La historia de Jorge Vergara, un empresario destacado en México, trasciende lo superficial de su éxito. Antes de erigirse como propietario del Club Deportivo Guadalajara y fundador de Omnilife, Vergara enfrentó años de incertidumbre laboral, donde rotó por diversos empleos, desde la venta de carnitas hasta trabajos como mecánico y traductor. Estas experiencias, lejos de ser meras anécdotas, forjaron su ethos emprendedor, encapsulado en su famosa frase: ‘Para alcanzar nuestros sueños, es necesario trabajar un día sí y el otro también’.
La esencia de esta afirmación no surge únicamente como un mantra motivacional, sino como un reflejo de su propia vida, marcada por la perseverancia y una aparente falta de resultados inmediatos. A medida que acumulaba trabajos, aprendía de cada uno de ellos, preparándose para el momento en que su esfuerzo cobraría forma en un proyecto viable. Esta narrativa se puede entender a la luz de la investigación de la psicóloga Angela Duckworth, quien introdujo el concepto de ‘grit’, que destaca la importancia de la perseverancia y dedicación hacia objetivos a largo plazo, por encima del talento innato.

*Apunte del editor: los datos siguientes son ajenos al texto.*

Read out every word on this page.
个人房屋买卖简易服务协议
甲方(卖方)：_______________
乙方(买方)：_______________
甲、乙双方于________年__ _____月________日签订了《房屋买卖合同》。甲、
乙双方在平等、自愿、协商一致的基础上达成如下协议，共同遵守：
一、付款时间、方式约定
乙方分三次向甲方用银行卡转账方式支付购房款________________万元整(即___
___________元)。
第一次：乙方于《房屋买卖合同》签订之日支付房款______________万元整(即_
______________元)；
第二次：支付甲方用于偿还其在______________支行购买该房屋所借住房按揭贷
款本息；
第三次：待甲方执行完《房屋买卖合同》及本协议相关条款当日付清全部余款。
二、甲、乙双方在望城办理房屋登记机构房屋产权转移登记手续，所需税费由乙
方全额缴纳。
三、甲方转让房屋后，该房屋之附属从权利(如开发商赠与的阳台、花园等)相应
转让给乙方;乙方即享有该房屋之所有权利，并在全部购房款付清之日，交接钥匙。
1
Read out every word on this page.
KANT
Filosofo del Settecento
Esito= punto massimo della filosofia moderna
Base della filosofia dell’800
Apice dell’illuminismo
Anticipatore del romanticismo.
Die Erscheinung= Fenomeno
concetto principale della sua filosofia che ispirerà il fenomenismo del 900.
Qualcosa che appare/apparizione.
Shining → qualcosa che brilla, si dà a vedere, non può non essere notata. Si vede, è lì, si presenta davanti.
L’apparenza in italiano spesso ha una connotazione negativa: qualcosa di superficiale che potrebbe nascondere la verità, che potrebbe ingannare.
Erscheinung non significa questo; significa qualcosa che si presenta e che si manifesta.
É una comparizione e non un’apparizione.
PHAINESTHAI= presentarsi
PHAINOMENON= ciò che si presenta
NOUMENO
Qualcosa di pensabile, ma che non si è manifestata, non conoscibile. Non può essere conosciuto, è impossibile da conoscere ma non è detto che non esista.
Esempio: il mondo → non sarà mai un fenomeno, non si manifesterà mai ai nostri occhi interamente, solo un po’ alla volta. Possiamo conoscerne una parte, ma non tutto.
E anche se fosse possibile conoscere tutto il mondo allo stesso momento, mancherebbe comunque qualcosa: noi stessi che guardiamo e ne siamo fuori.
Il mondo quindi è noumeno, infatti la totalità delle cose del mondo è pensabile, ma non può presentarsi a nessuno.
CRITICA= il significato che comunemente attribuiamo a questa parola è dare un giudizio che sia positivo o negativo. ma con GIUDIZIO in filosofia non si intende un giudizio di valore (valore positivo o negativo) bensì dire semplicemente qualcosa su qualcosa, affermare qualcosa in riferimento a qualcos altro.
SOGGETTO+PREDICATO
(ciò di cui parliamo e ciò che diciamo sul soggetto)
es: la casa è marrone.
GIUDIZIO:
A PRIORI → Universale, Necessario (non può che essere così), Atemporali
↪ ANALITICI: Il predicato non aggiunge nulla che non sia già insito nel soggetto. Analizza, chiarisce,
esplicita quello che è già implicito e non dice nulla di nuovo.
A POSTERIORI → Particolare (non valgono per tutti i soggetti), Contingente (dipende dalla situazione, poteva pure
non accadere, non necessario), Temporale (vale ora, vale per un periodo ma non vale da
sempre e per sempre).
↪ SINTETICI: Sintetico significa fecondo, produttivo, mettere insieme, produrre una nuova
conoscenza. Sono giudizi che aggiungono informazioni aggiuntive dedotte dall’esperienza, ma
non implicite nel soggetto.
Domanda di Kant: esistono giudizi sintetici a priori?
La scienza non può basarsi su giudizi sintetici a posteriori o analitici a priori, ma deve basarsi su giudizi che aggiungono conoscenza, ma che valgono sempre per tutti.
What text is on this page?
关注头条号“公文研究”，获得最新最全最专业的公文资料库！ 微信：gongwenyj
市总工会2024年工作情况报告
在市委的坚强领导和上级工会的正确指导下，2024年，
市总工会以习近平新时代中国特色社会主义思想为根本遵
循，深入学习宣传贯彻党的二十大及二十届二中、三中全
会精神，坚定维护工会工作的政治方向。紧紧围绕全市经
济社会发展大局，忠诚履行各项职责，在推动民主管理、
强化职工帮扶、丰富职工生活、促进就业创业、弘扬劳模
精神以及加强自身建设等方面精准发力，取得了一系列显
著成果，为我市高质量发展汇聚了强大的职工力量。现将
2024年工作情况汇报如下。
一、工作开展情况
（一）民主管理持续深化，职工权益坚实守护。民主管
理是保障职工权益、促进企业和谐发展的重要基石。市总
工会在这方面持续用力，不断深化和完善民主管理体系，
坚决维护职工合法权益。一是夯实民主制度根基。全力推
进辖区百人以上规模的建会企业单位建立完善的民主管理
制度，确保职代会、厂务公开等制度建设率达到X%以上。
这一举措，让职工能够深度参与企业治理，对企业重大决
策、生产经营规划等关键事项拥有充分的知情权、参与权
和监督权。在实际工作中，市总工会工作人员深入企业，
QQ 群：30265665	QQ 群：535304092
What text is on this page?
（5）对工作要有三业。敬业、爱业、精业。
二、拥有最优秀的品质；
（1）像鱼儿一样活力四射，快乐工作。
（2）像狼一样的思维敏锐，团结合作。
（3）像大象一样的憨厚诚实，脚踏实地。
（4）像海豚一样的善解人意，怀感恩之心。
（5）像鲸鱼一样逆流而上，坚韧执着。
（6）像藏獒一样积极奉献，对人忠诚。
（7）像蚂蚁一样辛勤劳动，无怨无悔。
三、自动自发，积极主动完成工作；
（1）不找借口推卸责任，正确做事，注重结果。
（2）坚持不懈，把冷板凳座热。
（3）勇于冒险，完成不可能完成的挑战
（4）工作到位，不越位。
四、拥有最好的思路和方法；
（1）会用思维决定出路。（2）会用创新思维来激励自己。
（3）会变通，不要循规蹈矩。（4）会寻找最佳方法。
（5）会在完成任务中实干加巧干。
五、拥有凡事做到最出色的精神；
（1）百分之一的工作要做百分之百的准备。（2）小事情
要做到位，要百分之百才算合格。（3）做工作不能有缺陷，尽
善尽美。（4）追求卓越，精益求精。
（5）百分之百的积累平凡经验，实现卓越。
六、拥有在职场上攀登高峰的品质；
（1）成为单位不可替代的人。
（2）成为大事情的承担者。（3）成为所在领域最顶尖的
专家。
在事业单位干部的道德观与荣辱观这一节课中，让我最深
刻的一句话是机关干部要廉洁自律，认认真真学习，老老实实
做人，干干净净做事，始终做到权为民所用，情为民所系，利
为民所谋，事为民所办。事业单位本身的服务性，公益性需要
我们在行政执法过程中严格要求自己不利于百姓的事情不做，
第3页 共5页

El cambio llegó en los años 90, cuando Vergara, inspirado por un modelo de suplementos alimenticios en Estados Unidos, fundó Omnilife con una modesta inversión y un enfoque innovador. Su éxito empresarial a partir de esta base transformó su vida y lo llevó a convertirse en una figura relevante en el ámbito deportivo y empresarial. Así, la filosofía de trabajar constantemente, que sustentó su carrera desde sus inicios, no es solo un consejo: es una base necesaria para el éxito real.